The Psychological Toll

Endless scrolling and tapping. What is happening to ourselves? Do we realize, on any level, what this endless sluice of irritation is doing to our brains? Quite apart from the inherent strangeness of being a player in the center of this, aware on some surreal butterfly-effect level that each aspect about them is now basically content, commodity, open-source property to be packaged and exchanged.

Indeed, in part this is because United are United, the entity that continues to feed the narrative, a big club that must constantly be generating the big feelings. But also, in part this is a temporary malaise, a pendulum of judgment most clearly and cruelly observed at this time of year, roughly four weeks after the transfer market shut. All summer long we have been desiring players, praising them, salivating over them. Now, just a few weeks in, a lot of those very players are already being dismissed as broken goods. Is it time to worry about a new signing?
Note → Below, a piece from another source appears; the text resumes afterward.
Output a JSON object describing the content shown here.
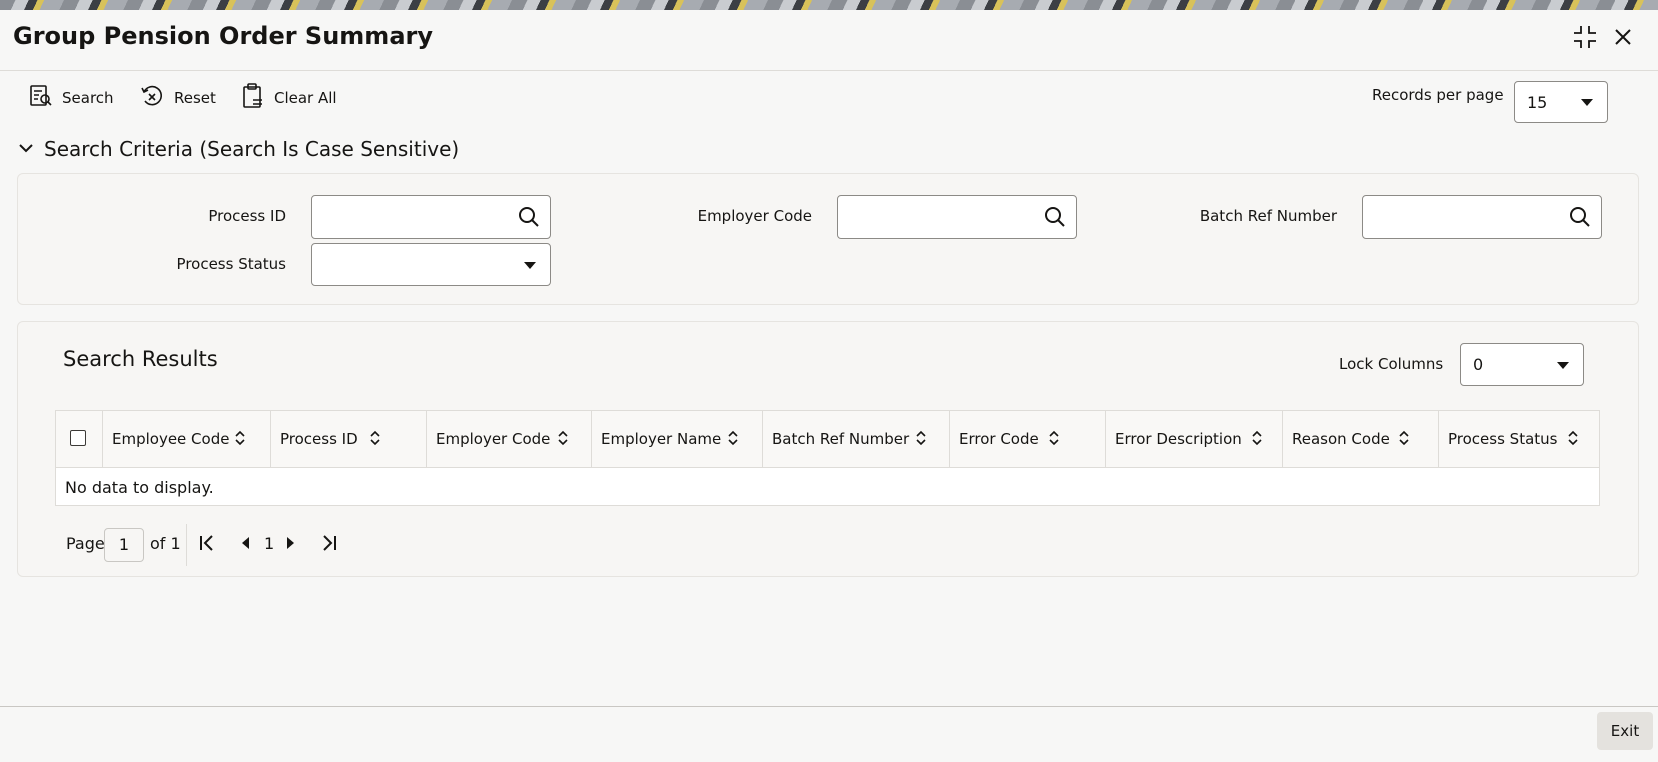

Did Arsenal actually need Viktor Gyökeres necessary? What was the point of Randal Kolo Muani?

A Wider Issue

It feels appropriate that he faces Liverpool on Sunday: a team simultaneously 13 months unbeaten at home in the league and yet in their own situation of perceived turmoil, like filing a missing person’s report on a person who went to the store 30 minutes ago. Defensively suspect. Mohamed Salah past his prime. The striker waste of money. The coach losing his hair.

Perhaps we have failed to understand the way the narrative of football has begun to supplant football itself, to influence the way we view it, an whole competition repivoted around discussion topics and immediate responses, an activity that occurs in the backdrop while we browse through our phones, unable to disconnect from the constant flow of takes and further hot takes. Perhaps Sesko taking the hit at present. But in a way, everyone is losing a part of the experience here.

Donald Webb
Donald Webb

A seasoned political analyst with over a decade of experience covering UK governance and legislative trends.